Burlington activists Leif Taranta and Julie Macuga | Rebecca Beaulieu

Leif Taranta, a Burlington-based community organizer, emphasized the impacts of climate-fueled flooding that hit Vermont this summer, displacing hundreds of residents.

“What is reliable energy when business as usual means that folks don’t even have a light switch?” Taranta asked.

Taranta called for increased focus on community resilience solutions and said there is “widespread desire” for programs including community solar, net metering and demand response.

“We can change our ways to take care of each other, and that should be the first priority,” Taranta said.

Massachusetts Announces Permitting And Siting Reform Commission

To increase the pace of development for clean energy resources, Massachusetts Gov. Maura Healey (D) signed an executive order Tuesday creating a state Commission on Clean Energy Infrastructure Siting and Permitting.

The goal of the commission, the administration said in a press release, is to identify and reduce barriers for clean energy infrastructure and cut permitting timelines. The commission will work with state agencies within the Executive Office of Energy and Environmental Affairs (EEA) and make recommendations to government officials and legislators.

“This commission represents our administration’s efforts to bring people together and build consensus to tackle one of the most complex issues of our time,” Healey said, adding that “the clean energy transition can’t wait.”

The announced commission members, who were sworn in on Tuesday, represent a variety of interests, including labor, environmental justice and climate groups, electric utilities and the clean energy industry.

“With these members leading this effort, we are confident that the recommendations will be smart, balanced and ready for action,” said EEA Secretary Rebecca Tepper.

The commission also will make recommendations about how best to engage with communities in expedited permitting processes and ensure the benefits of the energy transition extend to all state residents.

“We’re going to need a lot of new infrastructure, and we’re going to need it fast,” said Lt. Gov.
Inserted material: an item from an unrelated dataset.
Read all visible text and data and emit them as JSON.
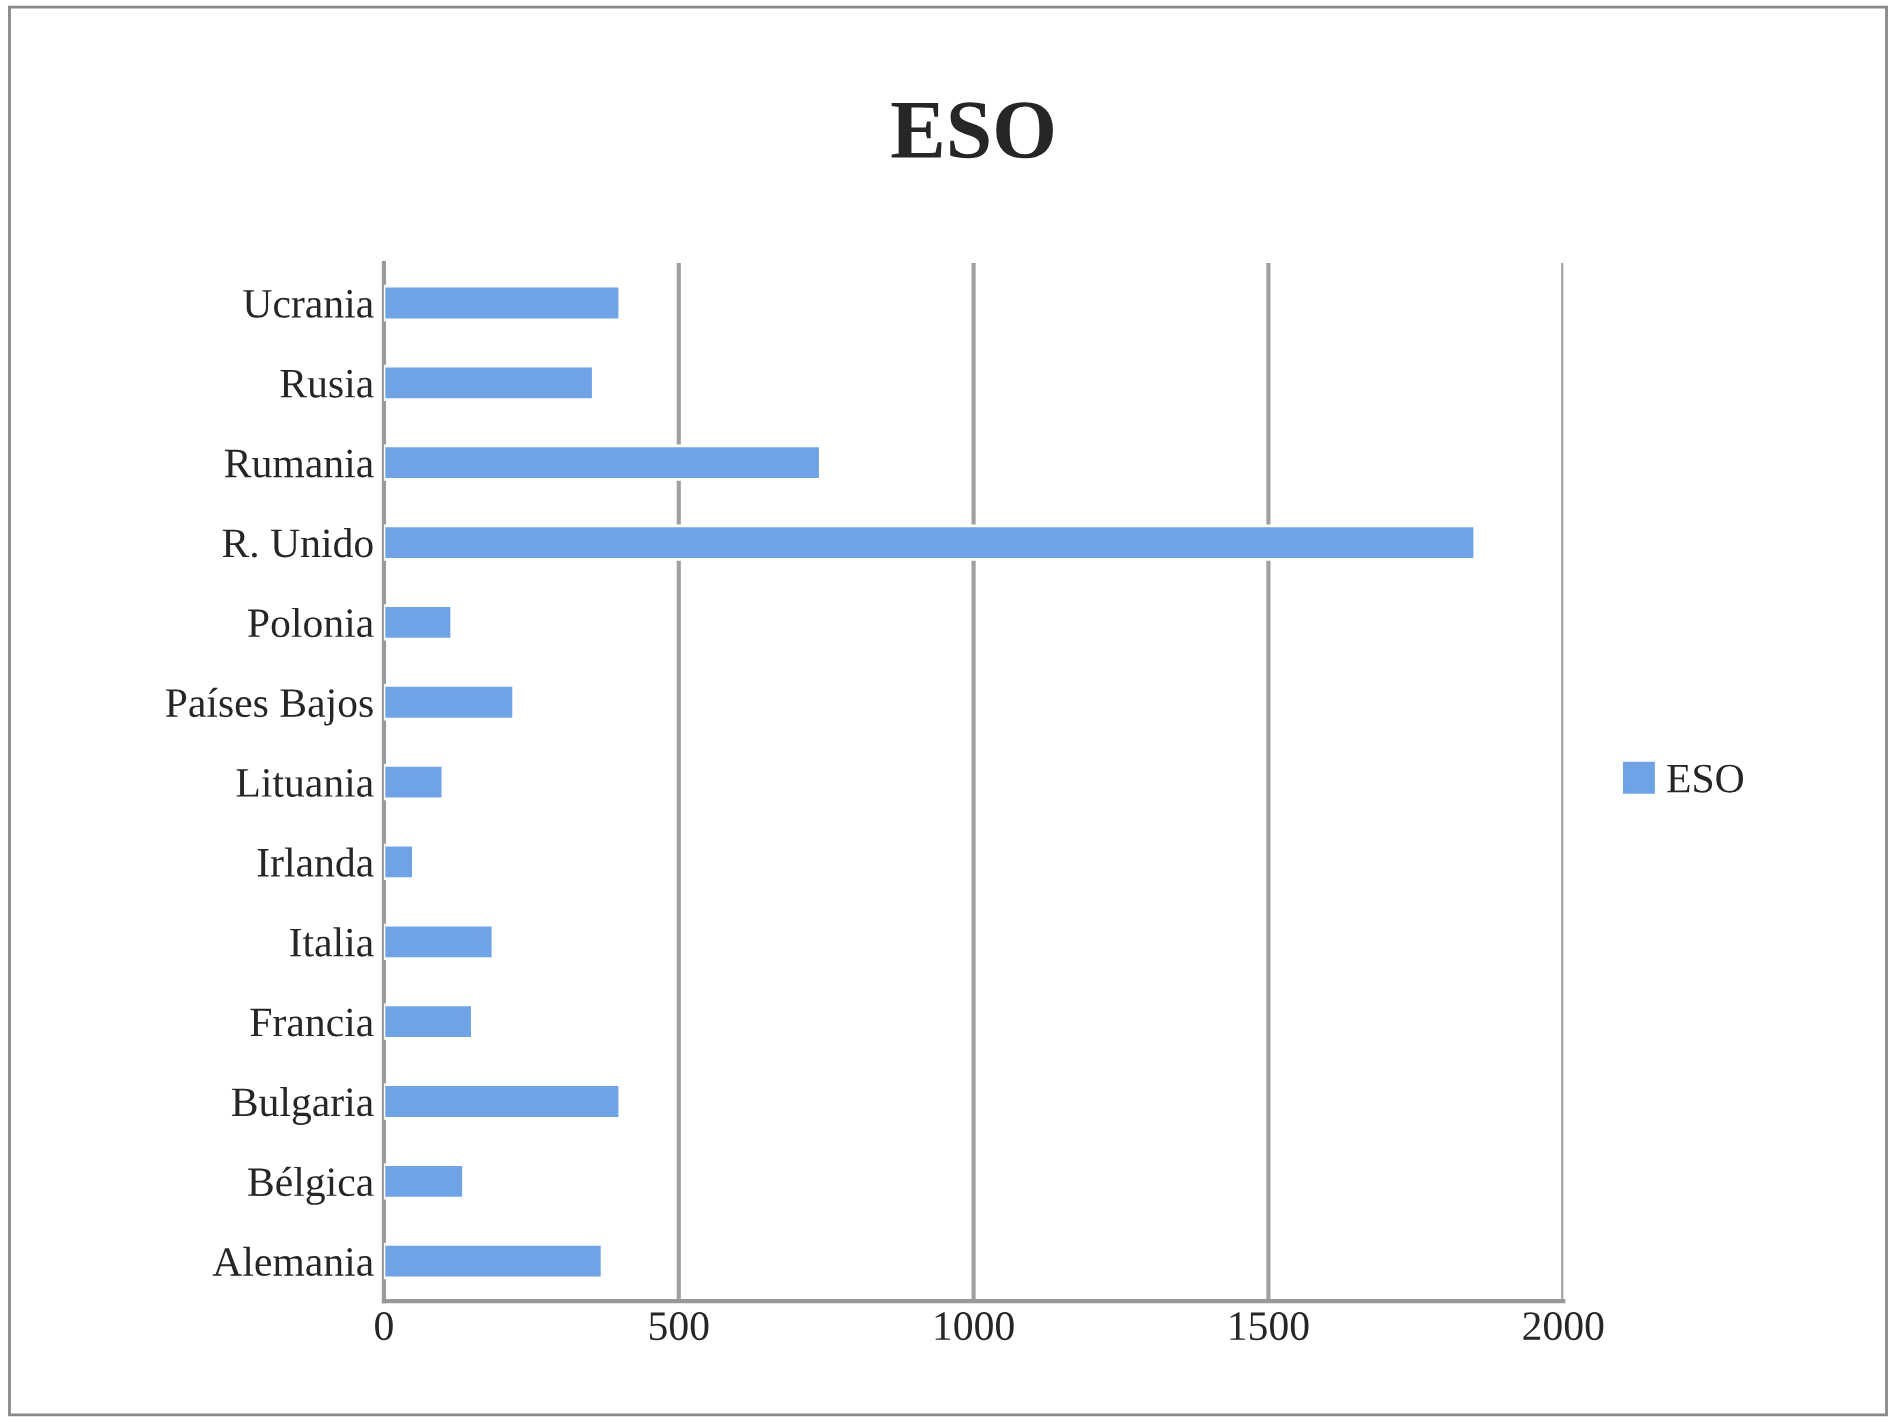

Kim Driscoll. “With these stakeholders at the table, we’re going to build serious consensus on how to tackle this challenge in a way that ensures environmental justice communities don’t bear a disproportionate burden, greenspace and other development priorities are protected, and we can all share in the benefits of clean energy.”

The executive order also tasked the commission with convening a “Siting Practitioner Advisory Group” to advise the commission on technical issues. That group will be chaired by Mary Beth Gentleman, a former assistant secretary for policy at the EEA and partner at Foaley Hoag.
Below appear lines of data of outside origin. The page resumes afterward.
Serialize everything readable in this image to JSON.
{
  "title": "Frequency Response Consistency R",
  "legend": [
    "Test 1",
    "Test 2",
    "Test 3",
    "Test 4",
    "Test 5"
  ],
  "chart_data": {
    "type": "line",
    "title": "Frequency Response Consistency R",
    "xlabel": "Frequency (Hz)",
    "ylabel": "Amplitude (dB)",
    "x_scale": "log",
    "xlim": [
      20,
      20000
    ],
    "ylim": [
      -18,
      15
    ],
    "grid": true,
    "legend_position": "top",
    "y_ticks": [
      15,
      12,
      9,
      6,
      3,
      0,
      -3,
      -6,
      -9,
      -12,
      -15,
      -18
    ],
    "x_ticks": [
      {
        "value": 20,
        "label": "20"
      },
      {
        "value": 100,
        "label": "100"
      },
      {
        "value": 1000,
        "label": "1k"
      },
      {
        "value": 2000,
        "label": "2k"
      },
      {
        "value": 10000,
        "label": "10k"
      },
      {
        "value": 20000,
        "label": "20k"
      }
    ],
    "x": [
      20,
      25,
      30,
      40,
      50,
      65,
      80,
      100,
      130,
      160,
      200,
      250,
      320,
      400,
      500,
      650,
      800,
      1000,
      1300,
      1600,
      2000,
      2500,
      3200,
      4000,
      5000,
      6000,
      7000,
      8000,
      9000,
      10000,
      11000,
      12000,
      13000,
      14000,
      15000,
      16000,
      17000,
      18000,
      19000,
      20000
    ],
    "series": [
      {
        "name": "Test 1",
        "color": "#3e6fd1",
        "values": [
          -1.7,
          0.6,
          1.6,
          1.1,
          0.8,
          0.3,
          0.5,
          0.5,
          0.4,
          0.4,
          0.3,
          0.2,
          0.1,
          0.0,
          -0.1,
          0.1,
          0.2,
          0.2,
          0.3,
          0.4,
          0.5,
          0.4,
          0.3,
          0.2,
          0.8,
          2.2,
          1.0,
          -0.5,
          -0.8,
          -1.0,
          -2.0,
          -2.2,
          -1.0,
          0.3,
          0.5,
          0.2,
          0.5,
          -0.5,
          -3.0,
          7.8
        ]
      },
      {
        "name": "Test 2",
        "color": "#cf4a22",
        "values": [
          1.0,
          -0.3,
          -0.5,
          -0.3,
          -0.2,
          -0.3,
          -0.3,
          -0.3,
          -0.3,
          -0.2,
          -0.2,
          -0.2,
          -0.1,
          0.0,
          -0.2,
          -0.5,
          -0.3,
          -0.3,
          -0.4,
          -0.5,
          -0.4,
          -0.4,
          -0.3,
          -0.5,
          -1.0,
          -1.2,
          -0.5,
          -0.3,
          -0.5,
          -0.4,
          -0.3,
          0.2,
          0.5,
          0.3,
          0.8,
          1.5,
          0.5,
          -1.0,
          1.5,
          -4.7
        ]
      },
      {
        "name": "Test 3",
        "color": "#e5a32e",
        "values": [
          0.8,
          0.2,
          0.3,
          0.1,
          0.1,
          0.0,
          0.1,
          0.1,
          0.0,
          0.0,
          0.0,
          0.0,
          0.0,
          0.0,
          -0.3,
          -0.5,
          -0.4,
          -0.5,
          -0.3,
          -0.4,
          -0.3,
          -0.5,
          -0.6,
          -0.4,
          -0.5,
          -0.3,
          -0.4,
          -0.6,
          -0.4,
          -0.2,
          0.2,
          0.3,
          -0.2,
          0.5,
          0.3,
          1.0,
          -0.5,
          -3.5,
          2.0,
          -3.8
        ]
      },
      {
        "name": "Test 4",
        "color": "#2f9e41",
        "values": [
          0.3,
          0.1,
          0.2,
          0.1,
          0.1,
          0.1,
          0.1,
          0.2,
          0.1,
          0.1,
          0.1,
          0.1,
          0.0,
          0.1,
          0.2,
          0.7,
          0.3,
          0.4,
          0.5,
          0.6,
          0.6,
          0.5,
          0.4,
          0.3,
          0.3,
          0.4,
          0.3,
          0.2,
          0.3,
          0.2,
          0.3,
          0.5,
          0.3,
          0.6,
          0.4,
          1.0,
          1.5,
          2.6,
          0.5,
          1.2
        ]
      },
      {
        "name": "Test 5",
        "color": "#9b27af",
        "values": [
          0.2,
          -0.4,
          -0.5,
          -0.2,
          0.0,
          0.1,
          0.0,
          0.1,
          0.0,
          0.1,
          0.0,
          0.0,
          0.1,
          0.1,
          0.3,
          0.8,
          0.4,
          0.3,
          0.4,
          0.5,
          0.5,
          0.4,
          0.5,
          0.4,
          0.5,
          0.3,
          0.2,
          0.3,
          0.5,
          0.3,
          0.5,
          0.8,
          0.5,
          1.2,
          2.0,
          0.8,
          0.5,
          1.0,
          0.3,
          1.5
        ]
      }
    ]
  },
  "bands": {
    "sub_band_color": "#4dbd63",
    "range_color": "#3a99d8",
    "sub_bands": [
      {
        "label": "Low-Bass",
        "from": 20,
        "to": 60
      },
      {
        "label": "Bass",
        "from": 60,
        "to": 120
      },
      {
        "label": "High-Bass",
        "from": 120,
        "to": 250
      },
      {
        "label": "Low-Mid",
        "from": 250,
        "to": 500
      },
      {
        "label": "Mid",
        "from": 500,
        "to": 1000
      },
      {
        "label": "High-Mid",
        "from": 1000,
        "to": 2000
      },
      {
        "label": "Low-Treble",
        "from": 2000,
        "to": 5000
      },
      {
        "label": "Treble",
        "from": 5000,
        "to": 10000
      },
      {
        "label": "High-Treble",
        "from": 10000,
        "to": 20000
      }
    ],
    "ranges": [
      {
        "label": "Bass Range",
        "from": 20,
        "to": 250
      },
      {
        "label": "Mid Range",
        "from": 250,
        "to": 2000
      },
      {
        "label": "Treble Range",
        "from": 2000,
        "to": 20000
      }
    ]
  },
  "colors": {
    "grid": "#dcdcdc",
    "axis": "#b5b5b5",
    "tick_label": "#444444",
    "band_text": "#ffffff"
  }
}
The co-chairs of the legislature’s Joint Committee on Telecommunications, Utilities and Energy (TUE), Rep. Jeff Roy (D) and Sen. Mike Barrett (D), both have listed permitting and siting reform as top priorities of the current legislative session and are on the commission. (See Checking in on Clean Energy at The Mass. Legislature.)

Rep. Roy introduced a bill (H.3215) this session that would create an electric infrastructure permitting office to issue consolidated permits covering all necessary state and local approvals for clean energy infrastructure, which the office would need to issue within seven months of an application.

“What we’re trying to do,” Roy told NetZero Insider this year, “is move the community input back to the beginning of the process, give folks an idea of what they’re trying to do and how it’s going to help them and then streamline the permitting process so it runs parallel.”

The TUE committee played a large role in the omnibus climate bills passed in the legislature’s two prior sessions, and the committee’s leaders have said they intend to construct another climate bill in the current session, which ends Nov. 15.

Healey’s executive order also creates an Interagency Siting and Permitting Task Force to inform the commission, with experts from the EEA, Economic Development, Housing and Livable Communities, and Transportation Executive Offices.

A final report from the commission is due at the end of March 2024.